How can we build causal intelligence systems? How can we train causal intelligence systems? We may not be able to figure that out immediately, but if we have a very good unified view, we’ll be able to decode any problem statement based on our understanding.

Starting from the Source

I truly believe it should start from the original texts - deep reading, then trying to solve a couple of problems, then writing it as code. When things compound like this, we develop something substantial. I don’t want to run behind what people are sharing on social media. Sometimes there’s this urge when we see “Oh okay, this is a wonderful blog, let’s read it.” But reading that one blog out of context may not help. There has to be some continuity, something that complements what we’re already doing.

For me, the courses I’ve taken right now are interconnected. When I’m reading something about a probabilistic way of approaching data analysis and building models, it’s quite related to how causal inference works. It’s also related to how reinforcement learning utilizes the Markov process to model scenarios. At the end of the day, we need this foundational grounding so that new problems can be easily approached.

The Art of Slow Digestion

We need to really spend enough time going slowly through the proofs and all such things. I don’t want to rush thinking “okay, let’s go” because I’m quietly understanding my own vibe, my own pace. I’m able to interact and talk with PhD students in their language. I’m not in a position where I can’t understand what they’re teaching or discussing. I’m quite confident and motivated that I can get things quickly. But the thing is, I shouldn’t rush in processing that. I should slowly digest them.
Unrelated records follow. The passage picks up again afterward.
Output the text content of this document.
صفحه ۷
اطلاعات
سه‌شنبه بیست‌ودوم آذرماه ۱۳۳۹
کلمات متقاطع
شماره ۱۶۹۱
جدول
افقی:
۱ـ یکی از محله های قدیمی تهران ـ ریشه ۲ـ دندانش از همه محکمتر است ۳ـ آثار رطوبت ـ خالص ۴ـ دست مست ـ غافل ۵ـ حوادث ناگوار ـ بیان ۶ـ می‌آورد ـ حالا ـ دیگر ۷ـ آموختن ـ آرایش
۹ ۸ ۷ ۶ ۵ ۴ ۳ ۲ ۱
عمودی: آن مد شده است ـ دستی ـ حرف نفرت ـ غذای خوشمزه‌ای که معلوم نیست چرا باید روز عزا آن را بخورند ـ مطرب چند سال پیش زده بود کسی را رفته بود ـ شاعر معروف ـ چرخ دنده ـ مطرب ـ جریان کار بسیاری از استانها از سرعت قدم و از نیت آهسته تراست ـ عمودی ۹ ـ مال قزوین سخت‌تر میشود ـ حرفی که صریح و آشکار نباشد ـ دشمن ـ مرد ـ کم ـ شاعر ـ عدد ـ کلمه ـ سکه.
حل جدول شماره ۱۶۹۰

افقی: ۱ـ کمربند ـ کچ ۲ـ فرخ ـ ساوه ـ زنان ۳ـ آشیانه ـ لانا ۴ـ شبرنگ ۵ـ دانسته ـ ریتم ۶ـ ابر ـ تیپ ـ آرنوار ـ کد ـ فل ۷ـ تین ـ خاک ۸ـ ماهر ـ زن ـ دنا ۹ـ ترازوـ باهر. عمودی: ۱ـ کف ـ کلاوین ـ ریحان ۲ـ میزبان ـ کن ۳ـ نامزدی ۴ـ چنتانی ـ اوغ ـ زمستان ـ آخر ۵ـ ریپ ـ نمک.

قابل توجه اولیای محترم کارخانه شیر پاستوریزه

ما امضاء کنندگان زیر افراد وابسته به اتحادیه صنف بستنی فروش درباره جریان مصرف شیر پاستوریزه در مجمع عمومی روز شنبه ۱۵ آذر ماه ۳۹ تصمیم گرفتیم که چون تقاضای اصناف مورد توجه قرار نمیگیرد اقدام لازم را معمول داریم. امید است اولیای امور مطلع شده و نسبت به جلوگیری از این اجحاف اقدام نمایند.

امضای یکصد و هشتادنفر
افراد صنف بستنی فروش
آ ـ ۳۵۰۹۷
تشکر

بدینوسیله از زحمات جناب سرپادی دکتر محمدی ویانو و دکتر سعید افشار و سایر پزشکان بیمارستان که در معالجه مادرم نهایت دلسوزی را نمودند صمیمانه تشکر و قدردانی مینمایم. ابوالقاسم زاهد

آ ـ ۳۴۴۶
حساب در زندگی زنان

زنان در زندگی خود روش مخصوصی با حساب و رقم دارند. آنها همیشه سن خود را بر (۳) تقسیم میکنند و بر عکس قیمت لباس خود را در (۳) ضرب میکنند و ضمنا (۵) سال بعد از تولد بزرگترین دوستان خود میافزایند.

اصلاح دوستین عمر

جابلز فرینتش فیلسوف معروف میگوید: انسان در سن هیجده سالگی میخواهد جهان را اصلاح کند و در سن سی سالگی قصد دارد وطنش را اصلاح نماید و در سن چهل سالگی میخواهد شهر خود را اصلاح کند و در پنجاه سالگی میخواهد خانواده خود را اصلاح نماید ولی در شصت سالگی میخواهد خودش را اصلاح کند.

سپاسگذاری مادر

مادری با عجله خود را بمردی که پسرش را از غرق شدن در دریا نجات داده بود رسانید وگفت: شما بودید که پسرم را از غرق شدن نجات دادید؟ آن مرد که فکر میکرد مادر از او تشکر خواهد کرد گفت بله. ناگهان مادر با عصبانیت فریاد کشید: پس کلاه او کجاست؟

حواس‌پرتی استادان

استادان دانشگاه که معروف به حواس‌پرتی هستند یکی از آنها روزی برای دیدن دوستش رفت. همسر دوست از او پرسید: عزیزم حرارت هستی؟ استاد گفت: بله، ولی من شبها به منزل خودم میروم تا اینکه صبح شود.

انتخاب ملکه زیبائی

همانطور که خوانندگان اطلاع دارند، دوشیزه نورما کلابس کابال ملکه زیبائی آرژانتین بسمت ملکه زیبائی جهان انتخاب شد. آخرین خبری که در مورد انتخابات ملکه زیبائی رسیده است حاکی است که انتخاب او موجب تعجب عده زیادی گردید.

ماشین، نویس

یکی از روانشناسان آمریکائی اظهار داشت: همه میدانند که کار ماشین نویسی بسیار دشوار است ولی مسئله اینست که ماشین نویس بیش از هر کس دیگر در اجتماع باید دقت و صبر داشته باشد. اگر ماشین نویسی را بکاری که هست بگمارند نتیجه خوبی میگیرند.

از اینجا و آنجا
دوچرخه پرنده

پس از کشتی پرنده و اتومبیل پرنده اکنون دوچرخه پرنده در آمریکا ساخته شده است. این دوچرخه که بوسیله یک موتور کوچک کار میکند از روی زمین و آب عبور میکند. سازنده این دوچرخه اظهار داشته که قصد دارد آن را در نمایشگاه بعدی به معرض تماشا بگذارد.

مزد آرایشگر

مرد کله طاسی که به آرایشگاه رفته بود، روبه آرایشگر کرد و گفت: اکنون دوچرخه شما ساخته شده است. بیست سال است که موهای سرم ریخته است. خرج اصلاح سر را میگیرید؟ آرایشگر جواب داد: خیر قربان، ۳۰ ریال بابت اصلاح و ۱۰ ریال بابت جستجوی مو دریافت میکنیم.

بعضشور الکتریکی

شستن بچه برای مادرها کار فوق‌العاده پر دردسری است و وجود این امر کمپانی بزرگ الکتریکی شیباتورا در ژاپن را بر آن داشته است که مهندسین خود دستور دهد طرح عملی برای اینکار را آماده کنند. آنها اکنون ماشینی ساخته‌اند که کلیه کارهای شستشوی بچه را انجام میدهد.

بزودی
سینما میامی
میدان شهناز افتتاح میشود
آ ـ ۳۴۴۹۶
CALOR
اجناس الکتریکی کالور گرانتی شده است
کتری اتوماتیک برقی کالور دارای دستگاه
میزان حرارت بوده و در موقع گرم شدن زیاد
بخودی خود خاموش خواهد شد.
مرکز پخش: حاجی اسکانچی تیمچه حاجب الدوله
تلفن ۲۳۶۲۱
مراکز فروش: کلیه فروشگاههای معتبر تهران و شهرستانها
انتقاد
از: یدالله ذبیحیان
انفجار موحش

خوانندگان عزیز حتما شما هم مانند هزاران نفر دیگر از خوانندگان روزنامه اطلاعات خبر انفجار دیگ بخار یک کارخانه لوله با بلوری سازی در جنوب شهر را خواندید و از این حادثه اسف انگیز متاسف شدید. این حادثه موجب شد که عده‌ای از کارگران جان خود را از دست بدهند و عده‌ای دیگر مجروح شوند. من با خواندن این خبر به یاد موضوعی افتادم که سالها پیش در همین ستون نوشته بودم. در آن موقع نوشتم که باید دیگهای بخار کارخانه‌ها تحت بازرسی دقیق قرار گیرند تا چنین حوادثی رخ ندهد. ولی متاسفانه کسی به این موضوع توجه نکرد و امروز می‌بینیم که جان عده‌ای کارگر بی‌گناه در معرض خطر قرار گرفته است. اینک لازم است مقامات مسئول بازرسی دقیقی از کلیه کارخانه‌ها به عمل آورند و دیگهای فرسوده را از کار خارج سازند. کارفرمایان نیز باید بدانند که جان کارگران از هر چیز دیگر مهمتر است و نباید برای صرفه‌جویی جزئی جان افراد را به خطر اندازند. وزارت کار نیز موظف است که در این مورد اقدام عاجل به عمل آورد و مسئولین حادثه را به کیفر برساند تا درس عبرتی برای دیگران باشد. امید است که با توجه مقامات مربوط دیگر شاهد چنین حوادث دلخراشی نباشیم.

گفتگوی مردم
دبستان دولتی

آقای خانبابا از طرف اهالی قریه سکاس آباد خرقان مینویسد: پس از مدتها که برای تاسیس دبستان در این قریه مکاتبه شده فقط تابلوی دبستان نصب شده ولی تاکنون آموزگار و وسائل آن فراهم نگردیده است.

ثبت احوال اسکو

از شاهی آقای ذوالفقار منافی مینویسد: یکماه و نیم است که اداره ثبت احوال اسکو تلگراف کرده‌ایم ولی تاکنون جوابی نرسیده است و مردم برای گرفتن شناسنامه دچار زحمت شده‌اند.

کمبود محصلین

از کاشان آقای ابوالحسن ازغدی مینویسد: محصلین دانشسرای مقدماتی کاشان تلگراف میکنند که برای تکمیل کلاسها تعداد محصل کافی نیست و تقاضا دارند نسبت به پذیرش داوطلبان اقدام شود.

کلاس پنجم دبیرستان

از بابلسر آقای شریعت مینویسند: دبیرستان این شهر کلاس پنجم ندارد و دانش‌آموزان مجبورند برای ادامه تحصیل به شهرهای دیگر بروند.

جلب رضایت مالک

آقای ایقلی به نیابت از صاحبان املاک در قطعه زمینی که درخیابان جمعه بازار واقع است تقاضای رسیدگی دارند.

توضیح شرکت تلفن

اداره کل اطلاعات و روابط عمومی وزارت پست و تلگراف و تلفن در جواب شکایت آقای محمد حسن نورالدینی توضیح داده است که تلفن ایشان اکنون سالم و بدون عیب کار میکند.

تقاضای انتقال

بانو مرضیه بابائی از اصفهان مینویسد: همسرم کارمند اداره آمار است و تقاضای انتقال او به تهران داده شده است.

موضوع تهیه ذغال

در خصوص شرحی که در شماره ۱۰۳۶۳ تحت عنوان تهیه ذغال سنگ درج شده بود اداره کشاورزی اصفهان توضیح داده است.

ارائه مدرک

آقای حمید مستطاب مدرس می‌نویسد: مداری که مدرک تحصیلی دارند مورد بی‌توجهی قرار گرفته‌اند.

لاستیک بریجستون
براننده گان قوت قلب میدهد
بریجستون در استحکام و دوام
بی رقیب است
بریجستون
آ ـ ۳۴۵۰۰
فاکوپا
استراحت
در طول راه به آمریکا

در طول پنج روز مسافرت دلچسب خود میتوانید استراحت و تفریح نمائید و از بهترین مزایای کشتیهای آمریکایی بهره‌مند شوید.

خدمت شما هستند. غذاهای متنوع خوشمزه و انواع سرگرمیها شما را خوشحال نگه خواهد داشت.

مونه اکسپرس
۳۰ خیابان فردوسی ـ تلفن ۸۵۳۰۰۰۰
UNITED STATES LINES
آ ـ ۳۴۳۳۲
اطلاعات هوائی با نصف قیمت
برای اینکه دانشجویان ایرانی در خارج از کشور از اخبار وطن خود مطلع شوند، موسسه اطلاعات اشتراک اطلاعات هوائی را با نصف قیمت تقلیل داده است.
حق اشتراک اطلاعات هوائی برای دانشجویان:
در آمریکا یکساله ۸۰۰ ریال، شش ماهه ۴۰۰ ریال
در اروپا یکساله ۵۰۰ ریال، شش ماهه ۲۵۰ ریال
This gives me something retrospectively - I’m able to fix certain things as I go along.

Building Rigor for the Future

My goal is to build the rigor that’s necessary for applied research or product innovation roles in companies. I’m just getting clarity now. People might think I already have clarity, but the thing is, I’m just getting things sorted.

Sometimes I get advice or feel motivated to build a benchmark-level problem or model. But I don’t want to do that just for the sake of doing it. I don’t want to take some random dataset and just use existing code - like sentence transformer code that’s already there. If I build a model, the effort is going to be spent on finding a new dataset, or just iterating and changing loss functions or improving hard negatives and positives.

What excites me are the conceptual elements of the problem. Why does model A perform better than model B? How are the architecture or loss functions contributing? Can I do some empirical analysis? Can I change this or that? Such questions give me more attachment to the problem statement, more relevance to how well I can understand it, rather than just following cookbooks.

The Daily Practice

I’m quite happy that I’m able to address some of the problems I’m facing and fix them while focusing on the work. Every day it’s like eight to ten hours - I’m able to read and work on something meaningful. Next, I need to slowly move toward research-focused problem statements. That’s where this fall should help me develop these habits and follow through on all these principles.

A Repository of Growth

I find that I need this kind of repository for myself - tracking where I was and how I’m progressing. People might wonder, “You’ve worked for so many years, don’t you already know this?” But the thing is, I’m in this state now. This is a journey, a continuous evolution. It’s not like we always have to be in a saturated state and stay there without any growth.

Life is like a Bayesian process. We start with some belief, some opinion, and over time, as we start getting more and more evidence and experience, we update our understanding. That’s the beauty of this journey - always learning, always evolving, always becoming better at understanding not just what we’re studying, but how we’re studying it.


This reflection captures where I am in my master’s journey - building the discipline to learn deeply rather than quickly, and finding joy in the process of genuine understanding.

This post is licensed under CC BY 4.0 by the author.